An excerpt from the first chapter, "Desperately Seeking Growth."
In a world of turbulent economies and scarce resources, are you wondering where your next wave of proﬁtable growth will come from? Perhaps your industry is changing in a way that makes you wonder whether it might be time to redeﬁne the business model that has been so productive for so many years. Or maybe your resources are spread too thin and you are ﬁghting competitors on too many global fronts. Perhaps you suspect that your core business still has untapped proﬁt growth potential, but you are not sure where it is.
If you can see your company in any of these situations, the ﬁndings of this book may surprise and interest you. The most important issue faced by all management teams is how to grow their companies proﬁtably over the long term. Today, the odds for winning the long-term growth game are worse than ever. Many management teams need to reconsider and even rediscover their real core. Consider how the goal posts have moved for management:
- Investors are giving management teams less time than ever to prove themselves. For instance, shareholders are shifting in and out of stocks at ﬁve times the rate they did a few decades ago, demanding not merely growth, but growth each and every quarter.
- Even in the best of times, our analysis shows that nine out of ten management teams fail to grow their companies proﬁtably. Given investor expectations of quarter-by-quarter growth, ninety-nine out of one hundred management teams will fail to meet shareholder expectations.
- Shareholders tolerate failure less than ever before. Between 1999 and 2006, the average tenure of departing CEOs in the United States declined from ten years to just over eight. One study of departing CEOs in America found that the 40 percent with the shortest tenure had lasted an average of fewer than two years. The lower half of this group had stayed on the job for only eight months.
The rules of the game are continually changing. As we demonstrate later in this book, turbulence in industries has increased by a factor of more than three over the past few decades. An unprecedented two-thirds of businesses and more than 50 percent of proﬁts (reinvestment funds) in the world are in turbulent industries such as telecommunications, media, newspapers, airlines, and automobiles.

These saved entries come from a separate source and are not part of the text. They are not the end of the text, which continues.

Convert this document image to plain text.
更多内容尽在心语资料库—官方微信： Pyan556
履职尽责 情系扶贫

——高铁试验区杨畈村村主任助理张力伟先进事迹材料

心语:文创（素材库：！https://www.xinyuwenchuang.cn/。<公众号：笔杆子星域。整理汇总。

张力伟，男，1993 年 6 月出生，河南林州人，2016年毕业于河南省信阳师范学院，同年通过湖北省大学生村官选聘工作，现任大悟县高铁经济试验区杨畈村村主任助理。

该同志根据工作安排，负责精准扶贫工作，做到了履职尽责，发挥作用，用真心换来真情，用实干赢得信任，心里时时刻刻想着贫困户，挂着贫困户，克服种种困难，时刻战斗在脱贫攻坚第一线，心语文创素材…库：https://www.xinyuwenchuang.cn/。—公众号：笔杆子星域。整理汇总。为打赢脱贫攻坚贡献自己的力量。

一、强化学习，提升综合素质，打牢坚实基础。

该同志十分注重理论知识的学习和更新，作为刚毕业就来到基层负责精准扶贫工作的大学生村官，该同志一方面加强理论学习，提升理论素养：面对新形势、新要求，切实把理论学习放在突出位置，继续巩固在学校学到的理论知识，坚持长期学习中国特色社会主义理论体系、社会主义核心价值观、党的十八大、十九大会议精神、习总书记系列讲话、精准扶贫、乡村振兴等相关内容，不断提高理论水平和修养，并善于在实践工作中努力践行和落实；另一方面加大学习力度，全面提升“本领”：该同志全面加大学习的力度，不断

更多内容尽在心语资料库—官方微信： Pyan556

It is no wonder, then, that participants in a game that’s impossible to play, much less win, are now particularly receptive to the soothing, dulcimer tones of pundits who suggest deceptively simple (and consistently incorrect) strategies for winning an extremely complex, multifaceted game. Their siren song seduces with its revolutionary appeal: “Discard the old, leave your historic core business behind, and set out for the promised land.” Sometimes this advice leads to the right course. Yet, as we argue in this book and demonstrate with examples and extensive empirical data, it usually does not solve the fundamental problem and can even aggravate the underlying cause of inadequate proﬁtable growth. Like the ancient mariners of the Iliad, those managers who respond to the siren song of growth can experience brief periods of euphoria. But when they ﬁnally awaken to reality, they often ﬁnd themselves heading straight for the shoals.
Moreover, during and following the world economic crisis that started in 2007, the weaker businesses are proving to be the “shock absorbers” of the system. These businesses face far greater swings in margin and drops in valuation than the leaders, and they risk losing it all. During such times, it is especially incumbent on each management team to understand its core and remember that in strategy and the application of force in business, it is the choice and depth of focus—and not the breadth and speed of expansion—that lead to sustained, proﬁtable growth.

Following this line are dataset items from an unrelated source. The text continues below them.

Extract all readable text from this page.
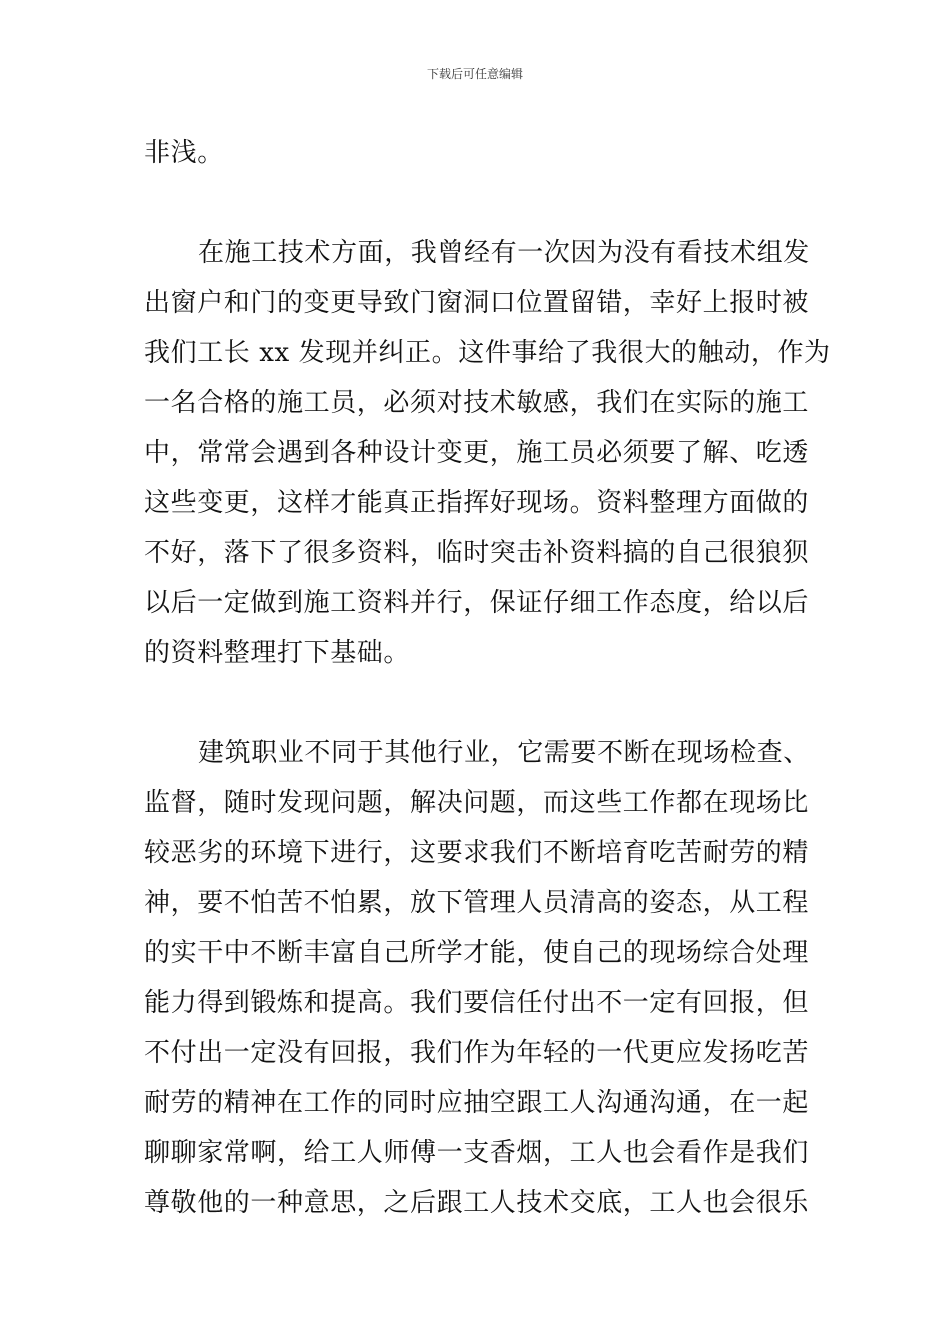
下载后可任意编辑
非浅。
在施工技术方面，我曾经有一次因为没有看技术组发
出窗户和门的变更导致门窗洞口位置留错，幸好上报时被
我们工长 xx 发现并纠正。这件事给了我很大的触动，作为
一名合格的施工员，必须对技术敏感，我们在实际的施工
中，常常会遇到各种设计变更，施工员必须要了解、吃透
这些变更，这样才能真正指挥好现场。资料整理方面做的
不好，落下了很多资料，临时突击补资料搞的自己很狼狈
以后一定做到施工资料并行，保证仔细工作态度，给以后
的资料整理打下基础。
建筑职业不同于其他行业，它需要不断在现场检查、
监督，随时发现问题，解决问题，而这些工作都在现场比
较恶劣的环境下进行，这要求我们不断培育吃苦耐劳的精
神，要不怕苦不怕累，放下管理人员清高的姿态，从工程
的实干中不断丰富自己所学才能，使自己的现场综合处理
能力得到锻炼和提高。我们要信任付出不一定有回报，但
不付出一定没有回报，我们作为年轻的一代更应发扬吃苦
耐劳的精神在工作的同时应抽空跟工人沟通沟通，在一起
聊聊家常啊，给工人师傅一支香烟，工人也会看作是我们
尊敬他的一种意思，之后跟工人技术交底，工人也会很乐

We have found that the key to unlocking hidden sources of growth and proﬁts is usually not to abandon the core business but to focus on it with renewed vigor and a new level of creativity. We have also found that often the most successful businesses are at greatest risk of succumbing to the siren song. Ironically, our research shows that the management teams running the strongest core businesses are the ones who most consistently underestimate their full economic potential.